Lots of my earlier blog articles had me ranting about how much I loved Holographic Sight – and this is a mini one. Well, kind of, as it also reduces minimum ranges as well. Wild Bill and Dart will love this card, as it prevents people from engaging them and being immediately safe. Major Lunah likes it too, as a minimum range of 2 rather than 3 is a big deal. Other notable beneficiaries of this card include Shona Carano, whose Broadsword suddenly get a range of 1-2, or 2-3, which is a massive improvement from her quirky range of 2-2.

See my rant further up in the TCOMM section about how powerful this card is. Except this one is better as it has a picture of Senor Massacre throwing chocolates at a surprised Maximus.

This card can guarantee 4 damage if you are rolling two orange die, or four shields if you are rolling two blue. Note it cannot allow you to mess with red dice – but you can re-roll that one with other cards. The reliability of damage and defense output with this is truly terrifying. Hey, use it with Shona Carano (and add an orange card) to guarantee 6 damage before she rolls a red die! Fun! This card is begging for a No! – but then many cards are at this point.

Depending on what cards you have in your deck this could be a near-complete deck refresh, allowing you to throw cards at dice rolls with impunity. Late game when your opponent has run low on cards it can skew the dice odds hugely in your favour.

Is it a strong deck? Oh yes – but you have no card draw and card selection tricks – so you had better reply on scoring and frags to keep your card draw up. This deck rewards aggressive and fast play – and of course – lots of violence.

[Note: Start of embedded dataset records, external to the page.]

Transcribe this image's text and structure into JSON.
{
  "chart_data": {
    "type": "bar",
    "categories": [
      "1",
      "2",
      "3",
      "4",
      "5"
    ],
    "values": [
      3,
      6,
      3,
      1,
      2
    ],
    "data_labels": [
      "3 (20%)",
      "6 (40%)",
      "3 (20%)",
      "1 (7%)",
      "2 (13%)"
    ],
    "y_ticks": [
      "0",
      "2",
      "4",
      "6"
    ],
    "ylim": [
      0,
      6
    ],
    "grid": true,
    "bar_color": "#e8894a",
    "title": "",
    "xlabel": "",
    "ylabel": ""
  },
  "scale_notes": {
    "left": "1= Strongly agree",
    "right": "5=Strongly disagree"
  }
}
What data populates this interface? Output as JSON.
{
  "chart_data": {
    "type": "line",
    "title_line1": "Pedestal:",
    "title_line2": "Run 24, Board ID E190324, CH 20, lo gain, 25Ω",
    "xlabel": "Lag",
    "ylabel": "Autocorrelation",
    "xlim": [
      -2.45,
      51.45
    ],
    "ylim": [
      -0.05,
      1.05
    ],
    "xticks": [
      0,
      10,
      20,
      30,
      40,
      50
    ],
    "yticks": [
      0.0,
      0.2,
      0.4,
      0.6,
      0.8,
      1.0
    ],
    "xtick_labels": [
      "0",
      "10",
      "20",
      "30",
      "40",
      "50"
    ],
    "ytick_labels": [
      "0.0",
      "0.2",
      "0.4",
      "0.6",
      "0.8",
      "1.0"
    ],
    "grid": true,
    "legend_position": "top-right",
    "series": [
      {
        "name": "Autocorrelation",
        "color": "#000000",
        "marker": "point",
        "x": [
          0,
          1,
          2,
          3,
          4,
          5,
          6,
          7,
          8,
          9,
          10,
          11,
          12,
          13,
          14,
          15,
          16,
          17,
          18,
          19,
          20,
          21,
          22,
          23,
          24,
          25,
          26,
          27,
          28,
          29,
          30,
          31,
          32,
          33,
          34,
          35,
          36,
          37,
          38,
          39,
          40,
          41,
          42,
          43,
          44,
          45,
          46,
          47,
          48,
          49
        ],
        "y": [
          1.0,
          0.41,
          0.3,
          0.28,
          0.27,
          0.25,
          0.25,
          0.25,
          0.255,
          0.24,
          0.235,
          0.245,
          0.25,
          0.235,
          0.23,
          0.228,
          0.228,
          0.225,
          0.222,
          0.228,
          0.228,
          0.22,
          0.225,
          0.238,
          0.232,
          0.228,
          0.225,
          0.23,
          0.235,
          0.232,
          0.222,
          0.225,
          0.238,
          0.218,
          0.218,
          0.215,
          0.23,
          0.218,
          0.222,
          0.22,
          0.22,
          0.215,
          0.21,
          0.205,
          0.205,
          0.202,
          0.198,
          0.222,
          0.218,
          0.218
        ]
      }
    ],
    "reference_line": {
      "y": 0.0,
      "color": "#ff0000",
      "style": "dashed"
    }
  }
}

So, is the main deck still worth it? I think so. It can add dice more reliably to any roll, it allows some card draw and selection, and of course has a No! It seems to fir squarely in the middle of two extremes.

But there are really two winners out of this…

You want to have the TCOMM deck but still add some dice? You want to have the Stirling Forge deck and still have a No!, or some card denial? You want to have the core deck and stop this nonsense with two (or more) No! cards? A creepy wizard and his CGI Elf would like to have a word with you.